By Judy Beaver, Part-time College of DuPage Instructor & CCC Board Member/Volunteer


Do you like to network? OK, so it’s not my favorite thing to do, but I do it. Would it help you to change your approach to networking?


As a teacher, I know my students typically dislike getting up in front of the class to speak, although they feel comfortable talking from their seats. Isn’t that similar to networking? People dislike going to networking events, although these same people talk to strangers all the time—waiting in lines at the grocery store, at the bank, or at a fast food restaurant. Why is that any different from being at a networking event?

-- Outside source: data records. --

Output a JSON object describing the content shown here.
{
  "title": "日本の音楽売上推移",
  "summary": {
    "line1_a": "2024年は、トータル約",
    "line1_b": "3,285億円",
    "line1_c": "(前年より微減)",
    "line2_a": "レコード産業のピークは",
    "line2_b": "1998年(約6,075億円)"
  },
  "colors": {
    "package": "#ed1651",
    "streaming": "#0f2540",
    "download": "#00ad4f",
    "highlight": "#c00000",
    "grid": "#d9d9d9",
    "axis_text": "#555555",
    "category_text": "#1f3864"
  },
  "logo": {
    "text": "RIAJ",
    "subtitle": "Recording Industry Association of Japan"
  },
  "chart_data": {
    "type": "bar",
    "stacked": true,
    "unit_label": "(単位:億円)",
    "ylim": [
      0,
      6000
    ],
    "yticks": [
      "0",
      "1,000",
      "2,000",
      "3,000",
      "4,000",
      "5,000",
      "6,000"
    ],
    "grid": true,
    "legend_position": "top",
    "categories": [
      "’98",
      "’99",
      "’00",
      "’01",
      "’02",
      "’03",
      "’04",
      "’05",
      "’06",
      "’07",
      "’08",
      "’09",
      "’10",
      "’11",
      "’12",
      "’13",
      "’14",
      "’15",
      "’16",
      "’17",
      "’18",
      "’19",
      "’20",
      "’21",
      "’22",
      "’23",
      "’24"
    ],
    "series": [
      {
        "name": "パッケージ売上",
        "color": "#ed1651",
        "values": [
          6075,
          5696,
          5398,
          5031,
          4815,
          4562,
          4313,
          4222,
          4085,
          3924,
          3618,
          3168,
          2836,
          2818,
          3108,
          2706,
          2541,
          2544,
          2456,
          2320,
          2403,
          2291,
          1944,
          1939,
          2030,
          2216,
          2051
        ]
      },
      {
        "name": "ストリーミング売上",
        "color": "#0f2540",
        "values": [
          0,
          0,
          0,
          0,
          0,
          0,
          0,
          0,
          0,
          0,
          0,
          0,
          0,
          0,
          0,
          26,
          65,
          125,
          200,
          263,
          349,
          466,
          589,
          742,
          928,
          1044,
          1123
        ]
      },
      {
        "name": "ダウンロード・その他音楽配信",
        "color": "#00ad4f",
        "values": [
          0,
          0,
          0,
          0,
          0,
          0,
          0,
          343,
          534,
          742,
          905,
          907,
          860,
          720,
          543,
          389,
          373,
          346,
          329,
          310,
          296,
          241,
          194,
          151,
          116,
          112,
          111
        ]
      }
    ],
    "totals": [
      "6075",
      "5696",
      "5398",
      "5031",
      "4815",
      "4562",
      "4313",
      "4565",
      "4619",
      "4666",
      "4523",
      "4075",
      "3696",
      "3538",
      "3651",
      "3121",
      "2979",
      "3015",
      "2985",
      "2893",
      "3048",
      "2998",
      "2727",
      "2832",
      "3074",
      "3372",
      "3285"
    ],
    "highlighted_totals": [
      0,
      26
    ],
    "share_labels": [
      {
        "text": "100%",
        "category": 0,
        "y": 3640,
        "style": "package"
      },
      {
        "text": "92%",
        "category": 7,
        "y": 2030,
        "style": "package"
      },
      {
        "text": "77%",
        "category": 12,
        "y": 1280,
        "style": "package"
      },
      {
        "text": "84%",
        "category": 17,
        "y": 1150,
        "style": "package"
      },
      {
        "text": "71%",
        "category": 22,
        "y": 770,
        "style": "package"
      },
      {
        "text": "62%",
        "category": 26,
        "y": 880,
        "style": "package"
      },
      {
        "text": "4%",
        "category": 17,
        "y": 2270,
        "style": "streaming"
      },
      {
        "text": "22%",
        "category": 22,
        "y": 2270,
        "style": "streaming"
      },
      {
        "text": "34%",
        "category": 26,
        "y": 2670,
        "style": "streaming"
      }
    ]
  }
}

The purpose of networking is to meet new people. So, while my instinct is to look for people I know, I’m not reaching my goal of meeting new people. Here’s a strategy I’ve adopted. When I see someone standing by himself or herself at an event, I’ll introduce myself to that person. I find it easier to approach one person than a group of people; I think a group is more intimidating. Then, I ask the person a question or two: Have you attended this event before? How did you hear about this event? What other events do you attend? After the icebreaker, we get around to finding out about each other—what we’re looking for and what we can do to help each other.

Networking is about connecting with people, helping others, and building relationships. Even if a group doesn’t seem to be a good fit for you, be open to opportunities; you never know who you might meet. I’ve heard people say they’re not interested in a particular group or they’re not interested in attending a particular event. Wait! How do you know? A person you meet at the event might know someone who needs you. (That was my philosophy about dating when I was single. Friends would say I didn’t go to places where I could meet men. Well, I countered by saying I might meet a woman who would be able to introduce me to Prince Charming!) If you’re given an opportunity to network, take it. You might meet somebody who works at one of your target companies or who knows someone who works there. Go to events to expand your possibilities.

People get jobs through networking; statistics of finding a job through networking range from more than 70 percent to as high as 85 percent. Whatever the percentage, you have a better chance of landing a job through a person than through a job board. Lots of success to you!